Voerman, aus Deventer in den Niederlanden stammende Künstler, ist einer der 22 ausgewählten, die es in den XIV. Salon der Künstler geschafft haben. Der wird am heutigen Samstag, 26. März, um 19.30 Uhr von Kurhaus-Direktor Harald Kunde im Beisein der meisten Künstler eröffnet und heißt jetzt eigentlich „Salon der Künstler*innen“. In diesem Jahr haben Harald Kunde und Kuratorin Susanne Figner, die den Salon organisiert hat, den Künstlern viel Raum gegeben. Wie Rob Voerman haben einige ganze Säle im Haus zur Verfügung.

So auch Brigitte Dams, die kommende Woche auch eine Ausstellung auf der Raketenstation in Hombroich haben wird. Dams kam, sah den Raum, den sie bekommen sollte, und warf ihr eigentliches Konzept über den Haufen. Zentral steht ihre neue für Kleve entwickelte Arbeit im Oberlichtsaal: Der „Gang durch den Mangrovenwald“ verarbeitet Eindrücke, die die in Düsseldorf lebende und arbeitende Kleverin auf ihren Reisen sammelte. Sie nutzt das Material, dem sie seit 1996 treu ist: Fahrradschläuche. Es bleibt spannend. In Kleve bilden die dunklen Gummischläuche einen Lianen-Wald, der zur Wanderung und zum Erleben dieser Skulptur einlädt. Spannend auch Aruzo Firuz im Wandelsaal, bei der vor allem die dynamischen Zeichnungen faszinieren: Groß, spontan und wie schmutzig voller Arbeitsspuren hängen sie teils wandfüllend da.

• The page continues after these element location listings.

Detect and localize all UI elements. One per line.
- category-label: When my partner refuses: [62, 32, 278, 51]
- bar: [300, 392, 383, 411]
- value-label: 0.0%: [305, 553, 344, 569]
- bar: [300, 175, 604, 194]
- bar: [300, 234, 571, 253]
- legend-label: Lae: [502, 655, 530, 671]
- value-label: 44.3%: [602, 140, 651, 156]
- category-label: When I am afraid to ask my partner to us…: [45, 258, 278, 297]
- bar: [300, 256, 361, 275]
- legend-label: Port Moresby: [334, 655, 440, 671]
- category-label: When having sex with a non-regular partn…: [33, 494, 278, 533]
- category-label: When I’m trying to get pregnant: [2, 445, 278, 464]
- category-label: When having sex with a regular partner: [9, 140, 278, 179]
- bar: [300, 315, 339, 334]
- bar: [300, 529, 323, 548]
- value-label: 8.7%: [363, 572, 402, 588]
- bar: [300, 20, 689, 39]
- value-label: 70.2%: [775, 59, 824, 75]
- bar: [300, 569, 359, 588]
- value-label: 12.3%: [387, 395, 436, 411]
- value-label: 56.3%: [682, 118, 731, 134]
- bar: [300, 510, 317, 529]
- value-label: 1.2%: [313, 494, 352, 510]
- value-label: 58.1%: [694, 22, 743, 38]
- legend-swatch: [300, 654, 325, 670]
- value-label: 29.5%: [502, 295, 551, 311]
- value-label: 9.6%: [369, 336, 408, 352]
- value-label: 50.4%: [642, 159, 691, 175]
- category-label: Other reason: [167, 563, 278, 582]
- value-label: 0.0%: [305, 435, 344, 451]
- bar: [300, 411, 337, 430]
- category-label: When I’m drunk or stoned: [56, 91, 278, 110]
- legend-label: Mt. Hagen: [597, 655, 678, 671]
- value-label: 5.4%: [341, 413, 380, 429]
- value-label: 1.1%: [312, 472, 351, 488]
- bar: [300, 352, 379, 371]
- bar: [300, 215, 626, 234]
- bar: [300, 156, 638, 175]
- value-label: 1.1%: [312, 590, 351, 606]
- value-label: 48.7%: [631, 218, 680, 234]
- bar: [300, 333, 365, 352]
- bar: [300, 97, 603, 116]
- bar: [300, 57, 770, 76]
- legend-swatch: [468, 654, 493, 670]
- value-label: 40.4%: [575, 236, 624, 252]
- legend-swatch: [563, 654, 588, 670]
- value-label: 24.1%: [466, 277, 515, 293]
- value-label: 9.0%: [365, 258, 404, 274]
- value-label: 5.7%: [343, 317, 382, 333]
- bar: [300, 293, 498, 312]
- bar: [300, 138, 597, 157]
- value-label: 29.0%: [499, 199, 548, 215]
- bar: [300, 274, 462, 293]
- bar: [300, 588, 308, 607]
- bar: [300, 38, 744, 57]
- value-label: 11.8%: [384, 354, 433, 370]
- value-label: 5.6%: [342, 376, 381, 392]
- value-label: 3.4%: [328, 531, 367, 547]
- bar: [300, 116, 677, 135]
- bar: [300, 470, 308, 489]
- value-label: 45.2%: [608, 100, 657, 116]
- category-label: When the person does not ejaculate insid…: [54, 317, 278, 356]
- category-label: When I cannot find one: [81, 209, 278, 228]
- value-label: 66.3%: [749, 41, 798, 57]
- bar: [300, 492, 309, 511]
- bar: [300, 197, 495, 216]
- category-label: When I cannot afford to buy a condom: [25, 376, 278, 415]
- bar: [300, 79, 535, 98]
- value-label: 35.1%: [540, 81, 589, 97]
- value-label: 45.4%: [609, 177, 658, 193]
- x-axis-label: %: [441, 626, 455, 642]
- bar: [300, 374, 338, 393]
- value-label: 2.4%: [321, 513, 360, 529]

Firuz ist die jüngste im Bunde der 22 ausstellenden Künstler, die die Kunstszene zwischen Köln und Utrecht widerspiegeln soll. Man wolle der agilen Kunstszene und ihren Künstlern, - auch der Künstler, die nicht ausgewählt wurden – gerecht werden, sagt Kunde. Gerade auch in diesen Zeiten von Pandemie und eines  Autokraten, der Krieg als Mittel zum Zweck ansehe. Das sei die eine Seite. „Andererseits vermittelt ein solch ziviler Wettbewerb im begünstigten Westeuropa auf beispielhafte Weise jene Werte geistiger Offenheit, grenzenlosen Austauschs und kultureller Toleranz, die andernorts unter Einsatz des Lebens verteidigt werden müssen und die in ihrer Gesamtheit doch die einzige Alternative zur Barbarei waffenbasierter Stärke bilden“, so Kunde. Deshalb wolle das Museum, das jetzt 25 Jahre im Kurhaus residiert, diese kleine Übersichtsausstellung der niederrheinländischen Kunstszene als zwar bescheidenen, aber fortgesetzten Versuch zur Humanisierung der Welt verstehen. Ausgewählt wurden aus 162 Bewerbungen von einer fünfköpfigen Jury schließlich im Jahr 2022 22 Künstler, 15 Künstlerinnen und sieben Künstler. Die Wahl der 22 verstehe sich keinesfalls als Veto oder negative Wertung gegen die ausjurierten, sondern gebe die Suche einer Jury nach experimentellen, überraschenden und überzeugenden Impulsen wieder, so Kunde. Mit anderen Worten: Eine andere Jury hätte vielleicht anders entschieden.

Jedenfalls ist ein Gang durch die Räume spannend: gelungen auch der „blaue Saal“ (so Figner): Hier fasziniert Eugen Schilkes „Kästchen zeichnen. Seit 2017 fortlaufend“ vor den blau-weiß Mal-Wand-Skulpturen von Damaris Kerkhoff, der Trägerin des Werner-Deutsch-Preises. Exakt die Bodenskulptur von  Annette Piscantor mit zwei archaischen Idolen, die letztlich aber, so Figner, ihre Fußabdrücke sein sollen. Miyuki Okuyama berichtet still distanziert in schwarz-weiß von den Menschen, die die Fukushima-Katastrophe  getroffen hat. Monika Buchens verspüre derzeit einen besonderen Drang, kreativ zu sein und über ihren sorgfältig vorbereiteten Malgrund mit spontanem Strich zu malen, sagt sie. Gerd Borkelmann wiederum zeigt zwölf Collagen aus Fundmaterialien. Dazu gibt es auch eine zehner Auflage (240 Euro/Stück).

Zur Ausstellung erscheint ein kostenfreies Booklet.